The technique recently moved beyond the mouse cage, furthering the very real possibility that lasers may eventually be used to control the human brain. In an encouraging translational leap, a team of researchers led by Edward Boyden at MIT’s Synthetic Neurobiology Group and Department of Biological Engineering just reported the successful use of similar photoactivation methods in awake macaque monkeys. Crucially, Boyden’s group demonstrated that optogenetics seems to be safe: The method did not damage the areas of the brain being tested, nor did it activate an immune response in the monkeys over eight to nine months. The rhesus macaque is an important model for understanding higher-level learning and human cognition. Boyden also sees this proof of method leading to light-emitting prosthetics (replacing electrodes) for treating neurological disorders such as schizophrenia, ADHD, and Parkinson’s disease. The technology his lab is now building might one day even augment cognition in normally functioning adults. “This work has a real potential to positively impact human health,” says Boyden.

In another study published earlier in April, Deisseroth’s lab answered a long-standing question about deep brain stimulation (DBS), a technique used to treat Parkinson’s disease. DBS activates a part of the brain called the subthalamic nucleus, but it had been unclear which of the many cell types in the nucleus confer the therapeutic benefits that had been observed. Also unclear was whether the key to the stimulation was exciting or silencing the neural pathway. Deisseroth’s team found that specific neurons projecting into the subthalamic nucleus from the brain’s cortex are the important target cells, and that activating these cells reduced symptoms in Parkinson’s model mice. Determining that the stimulation activated neurons was no easy task prior to optogenetics. “If you’re electrically stimulating and you want to electrically record, you can’t do those at the same time because the electrical stimulation generates a big artifact,” Deisseroth explains. Stimulation with light avoids that pitfall.

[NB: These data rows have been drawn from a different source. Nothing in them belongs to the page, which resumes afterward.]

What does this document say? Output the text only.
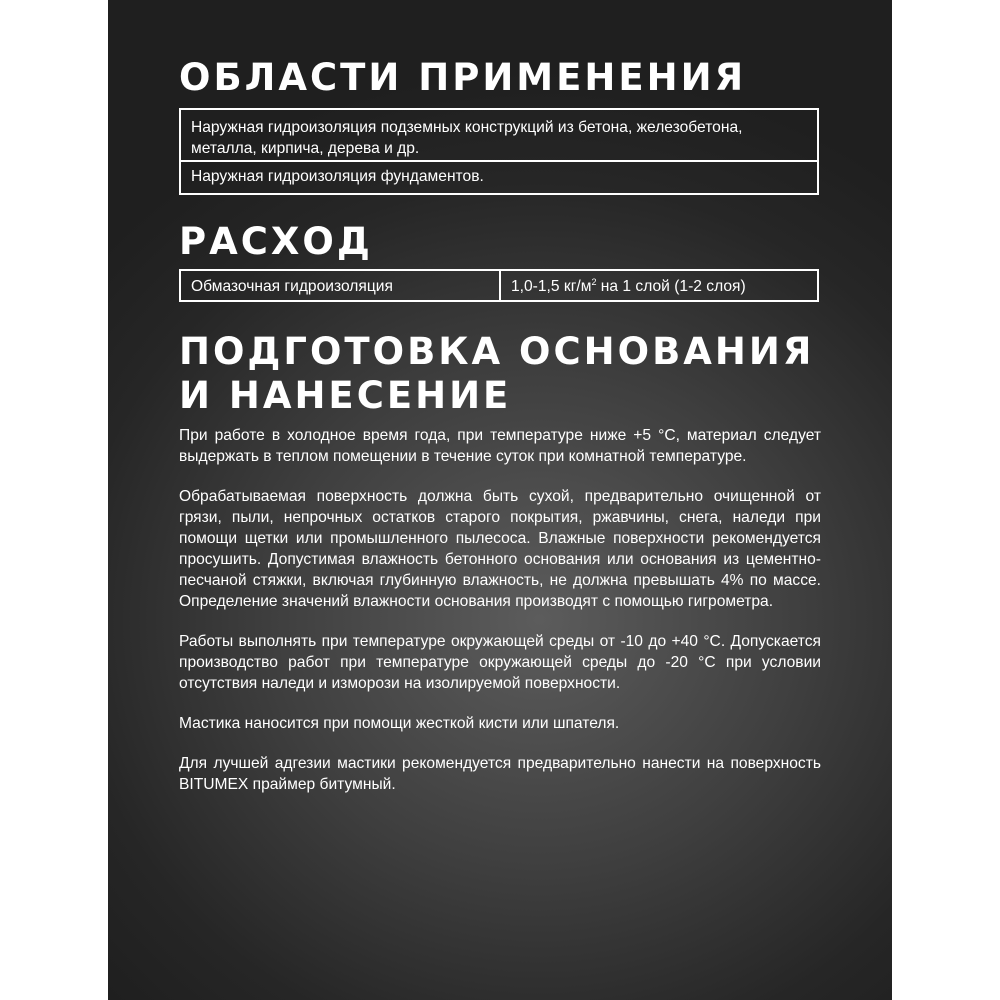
ОБЛАСТИ ПРИМЕНЕНИЯ
Наружная гидроизоляция подземных конструкций из бетона, железобетона, металла, кирпича, дерева и др.
Наружная гидроизоляция фундаментов.
РАСХОД
Обмазочная гидроизоляция	1,0-1,5 $кг/м^2$ на 1 слой (1-2 слоя)
ПОДГОТОВКА ОСНОВАНИЯ
И НАНЕСЕНИЕ

При работе в холодное время года, при температуре ниже +5 °С, материал следует выдержать в теплом помещении в течение суток при комнатной температуре.

Обрабатываемая поверхность должна быть сухой, предварительно очищенной от грязи, пыли, непрочных остатков старого покрытия, ржавчины, снега, наледи при помощи щетки или промышленного пылесоса. Влажные поверхности рекомендуется просушить. Допустимая влажность бетонного основания или основания из цементно-песчаной стяжки, включая глубинную влажность, не должна превышать 4% по массе. Определение значений влажности основания производят с помощью гигрометра.

Работы выполнять при температуре окружающей среды от -10 до +40 °С. Допускается производство работ при температуре окружающей среды до -20 °С при условии отсутствия наледи и изморози на изолируемой поверхности.

Мастика наносится при помощи жесткой кисти или шпателя.

Для лучшей адгезии мастики рекомендуется предварительно нанести на поверхность BITUMEX праймер битумный.
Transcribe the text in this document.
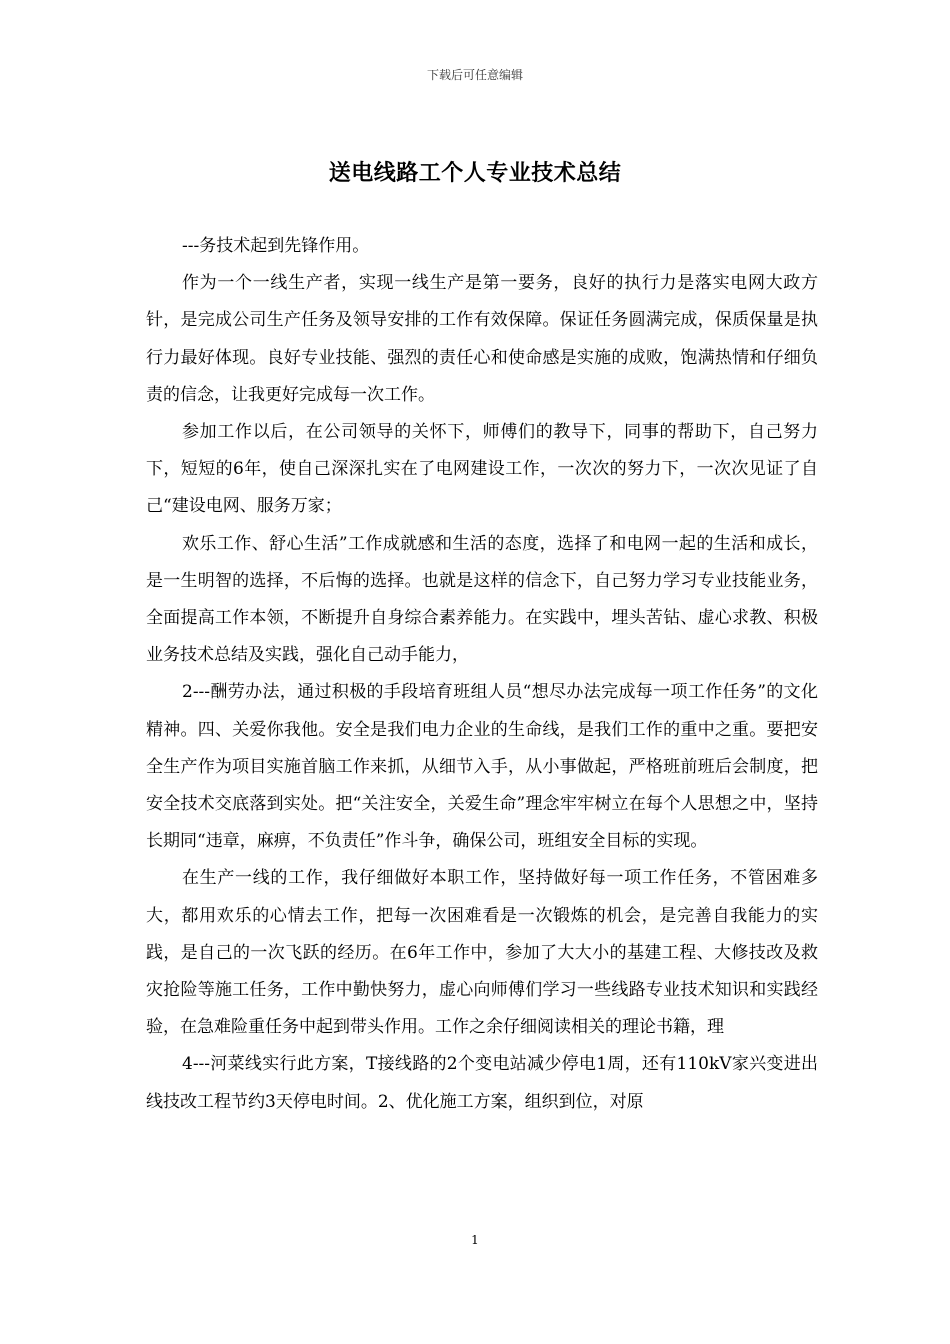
下载后可任意编辑
送电线路工个人专业技术总结

---务技术起到先锋作用。

作为一个一线生产者，实现一线生产是第一要务，良好的执行力是落实电网大政方针，是完成公司生产任务及领导安排的工作有效保障。保证任务圆满完成，保质保量是执行力最好体现。良好专业技能、强烈的责任心和使命感是实施的成败，饱满热情和仔细负责的信念，让我更好完成每一次工作。

参加工作以后，在公司领导的关怀下，师傅们的教导下，同事的帮助下，自己努力下，短短的6年，使自己深深扎实在了电网建设工作，一次次的努力下，一次次见证了自己“建设电网、服务万家；

欢乐工作、舒心生活”工作成就感和生活的态度，选择了和电网一起的生活和成长，是一生明智的选择，不后悔的选择。也就是这样的信念下，自己努力学习专业技能业务，全面提高工作本领，不断提升自身综合素养能力。在实践中，埋头苦钻、虚心求教、积极业务技术总结及实践，强化自己动手能力，

2---酬劳办法，通过积极的手段培育班组人员“想尽办法完成每一项工作任务”的文化精神。四、关爱你我他。安全是我们电力企业的生命线，是我们工作的重中之重。要把安全生产作为项目实施首脑工作来抓，从细节入手，从小事做起，严格班前班后会制度，把安全技术交底落到实处。把“关注安全，关爱生命”理念牢牢树立在每个人思想之中，坚持长期同“违章，麻痹，不负责任”作斗争，确保公司，班组安全目标的实现。

在生产一线的工作，我仔细做好本职工作，坚持做好每一项工作任务，不管困难多大，都用欢乐的心情去工作，把每一次困难看是一次锻炼的机会，是完善自我能力的实践，是自己的一次飞跃的经历。在6年工作中，参加了大大小的基建工程、大修技改及救灾抢险等施工任务，工作中勤快努力，虚心向师傅们学习一些线路专业技术知识和实践经验，在急难险重任务中起到带头作用。工作之余仔细阅读相关的理论书籍，理

4---河菜线实行此方案，T接线路的2个变电站减少停电1周，还有110kV家兴变进出线技改工程节约3天停电时间。2、优化施工方案，组织到位，对原

1
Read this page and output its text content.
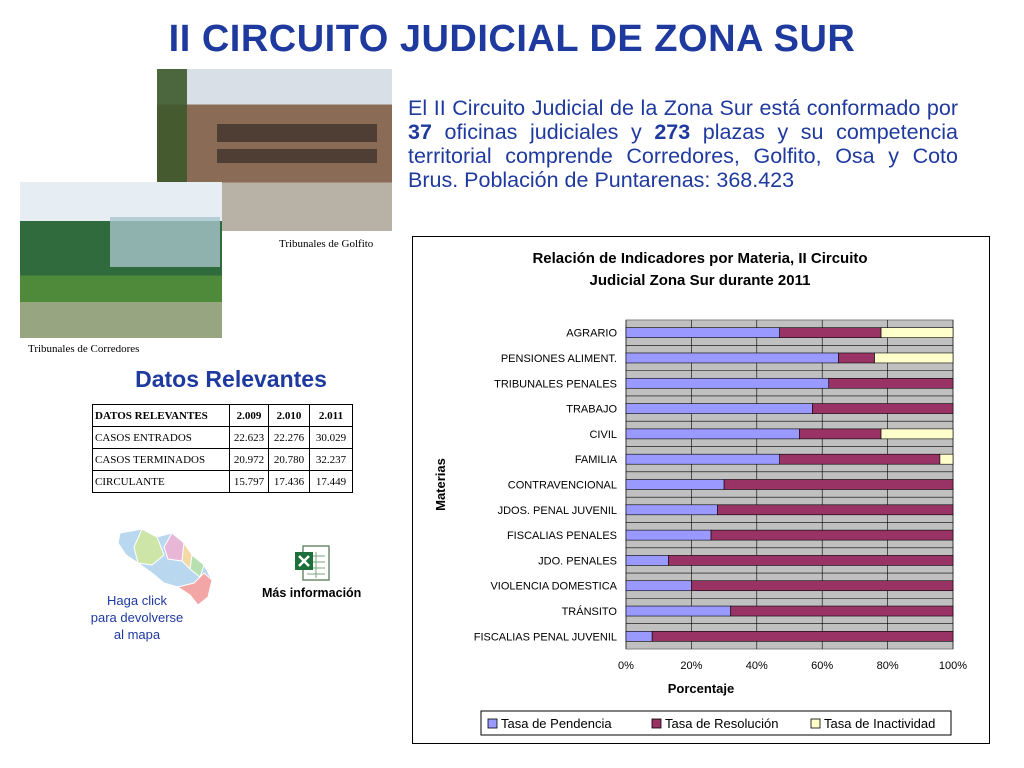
II CIRCUITO JUDICIAL DE ZONA SUR
Tribunales de Golfito
Tribunales de Corredores
El II Circuito Judicial de la Zona Sur está conformado por 37 oficinas judiciales y 273 plazas y su competencia territorial comprende Corredores, Golfito, Osa y Coto Brus. Población de Puntarenas: 368.423
Datos Relevantes
DATOS RELEVANTES	2.009	2.010	2.011
CASOS ENTRADOS	22.623	22.276	30.029
CASOS TERMINADOS	20.972	20.780	32.237
CIRCULANTE	15.797	17.436	17.449
Haga click
para devolverse
al mapa
Más información
Relación de Indicadores por Materia, II Circuito
Judicial Zona Sur durante 2011
0%	20%	40%	60%	80%	100%
AGRARIO
PENSIONES ALIMENT.
TRIBUNALES PENALES
TRABAJO
CIVIL
FAMILIA
CONTRAVENCIONAL
JDOS. PENAL JUVENIL
FISCALIAS PENALES
JDO. PENALES
VIOLENCIA DOMESTICA
TRÁNSITO
FISCALIAS PENAL JUVENIL
Porcentaje
Materias
Tasa de Pendencia	Tasa de Resolución	Tasa de Inactividad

The ability to simultaneously stimulate and measure was useful in other recent experiments conducted by Deisseroth’s team, and from a group led by Christopher Moore at MIT. The two groups looked at the formation and function of brain waves. The brain has a spontaneous, natural rhythm caused by oscillations in cerebral electrical activity—aka brain waves—that result from masses of neurons firing in synchrony. Two fundamental mysteries have been how and why this synchrony is generated. Deisseroth and his trainees, Vikaas Sohal and Feng Zhang, have now answered those questions for a particular type of brain wave called gamma waves (which oscillate at about 40 times a second). The pair discovered that short, locally acting neurons called fast-spiking interneurons generate gamma waves, and that they enhance the information flow in long, distantly acting neurons. These waves occur when the brain is actively engaged in processing information, such as during exploration. The two studies thus indicate that gamma waves drive such high-level cognitive processing as opposed to being merely a consequence of cognitive activity.

Since gamma oscillations occur throughout the brain’s cortex, Deisseroth suggests that their function might be one of unifying information from multiple systems at once—auditory, visual, etc. “Perhaps it’s the synchrony that enables the brain to respond to the person as a single entity,” Deisseroth says.

Both the gamma-wave and the dopamine studies confirm established hypotheses about the brain, and optogenetic approaches might now help to confirm or debunk countless other hypotheses. “We’ve sent these tools out to probably more than 400 labs around the world,” says Deisseroth. That’s a lot of questions answered. And that’s a lot of researchers who might feel a curious sense of gratitude when passing their local pond.